![Sample our Bioscience journals, sign in here to start your access, Latest two full volumes FREE to you for 14 days]({"type":"image" , "src" : "/sda/5925/TOC-Subject-Sample-2021-Bioscience.jpg"})
Abstract
The hereditary transthyretin amyloidosis (ATTRv amyloidosis) is an autosomal dominant genetic disease characterized by amyloid formation in different tissues due to pathogenic variants in the TTR gene. Great heterogeneity in the penetrance and manifestation of ATTRv amyloidosis is observed. In Bulgaria, the most common TTR pathogenic variant is Glu89Gln.
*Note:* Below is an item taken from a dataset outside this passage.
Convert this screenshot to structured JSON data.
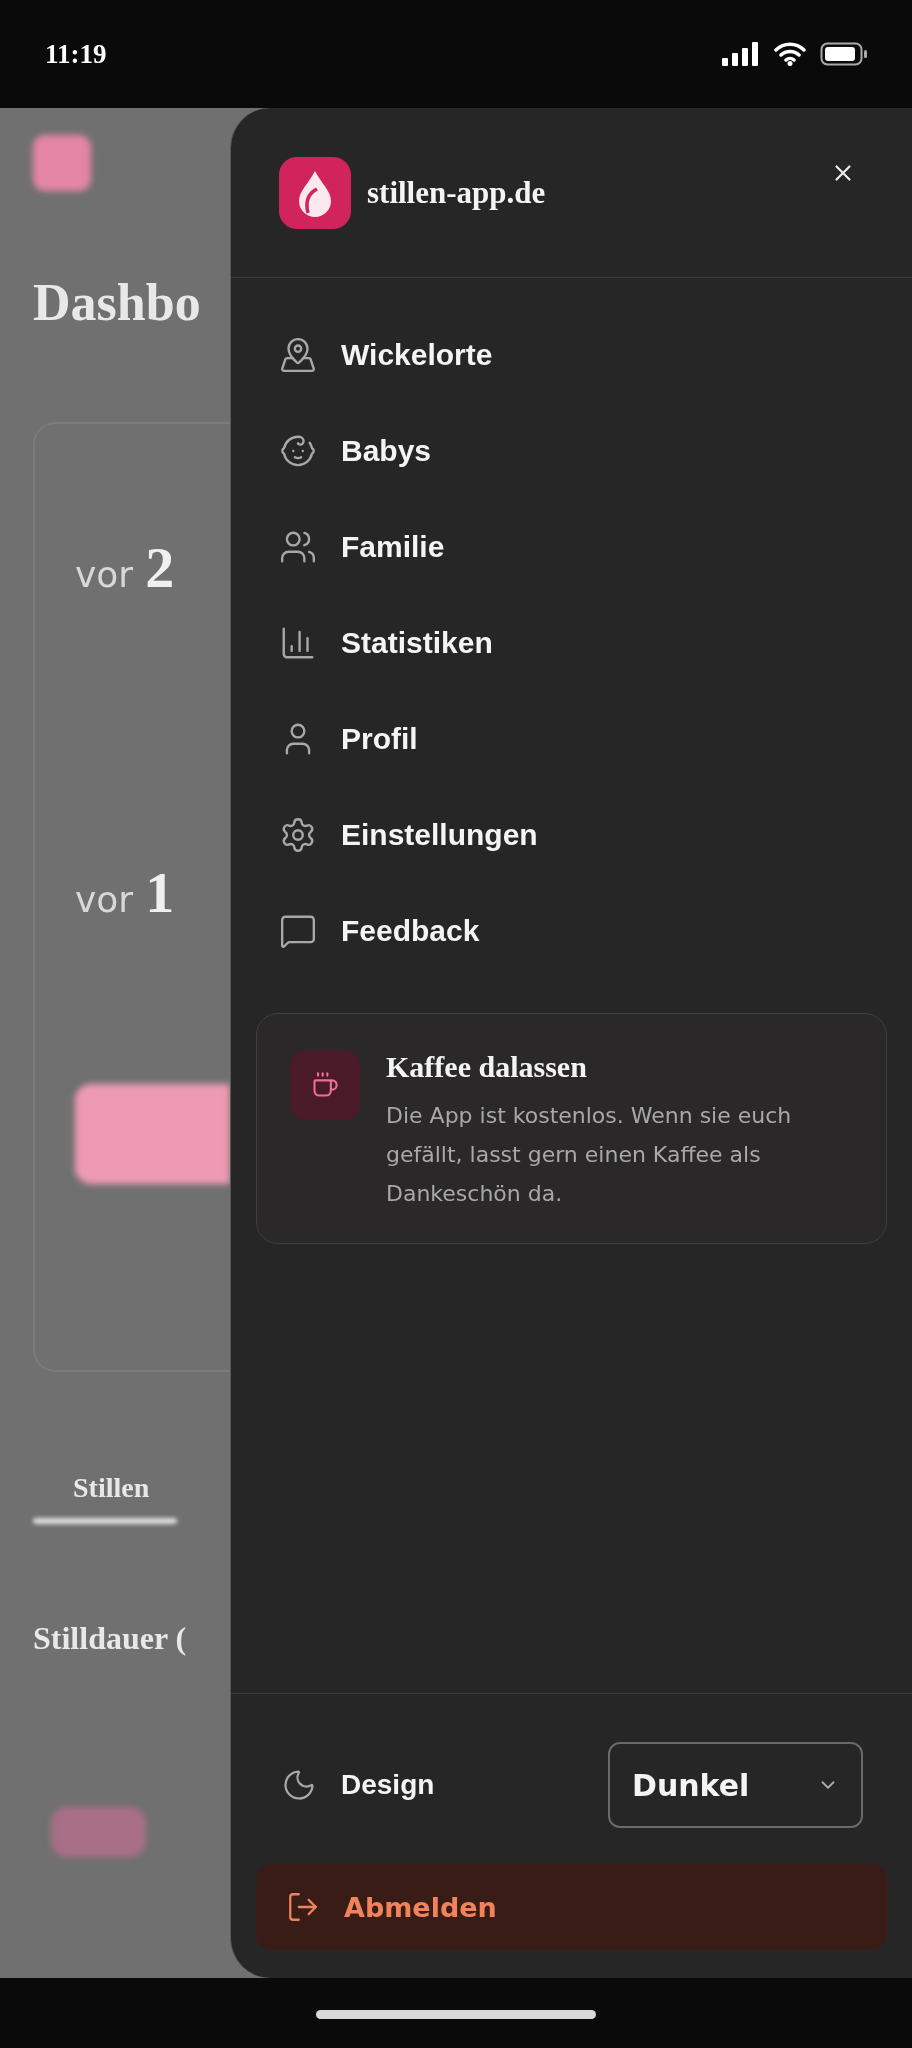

Other TTR pathogenic variants are also found – Val30Met, Ser77Phe, Gly47Glu and Ser52Pro. There is a proven founder effect for the Glu89Gln variant, thus the aim of the present study is to investigate the founder effect for the other TTR pathogenic variants in Bulgaria. Haplotype analysis was performed by using microsatellite markers close to the TTR gene. DNA samples from ATTRv amyloidosis patients and their healthy relatives were analyzed. Theoretical haplotype reconstruction was done with Arlequin v.3.01 software. The age of the most recent common ancestor (hypothetical founder) for the studied variants was calculated with the DMLE 2.2 software. In addition, DBS screening among 100 Roma newborns was done for the Gly47Glu TTR variant via direct Sanger sequencing. The reconstructed haplotypes of the patients were compared to their healthy relatives and to a control group of 40 healthy individuals. The results showed a possible founder effect for each of the studied variants. The Val30Met haplotype was compared to published haplotype data for this variant and no similarity was found. The result from the DBS screening showed no pathogenic TTR variants in exon 2 of the gene, so we considered the presence of the Gly47Glu variant in our population a sporadic event. With this study, we succeeded to gain a more complete picture of the population genetics of ATTRv amyloidosis in Bulgaria and made another step towards a more detailed understanding of the disease epidemiology.
Disclosure statement
No potential conflict of interest was reported by the author(s).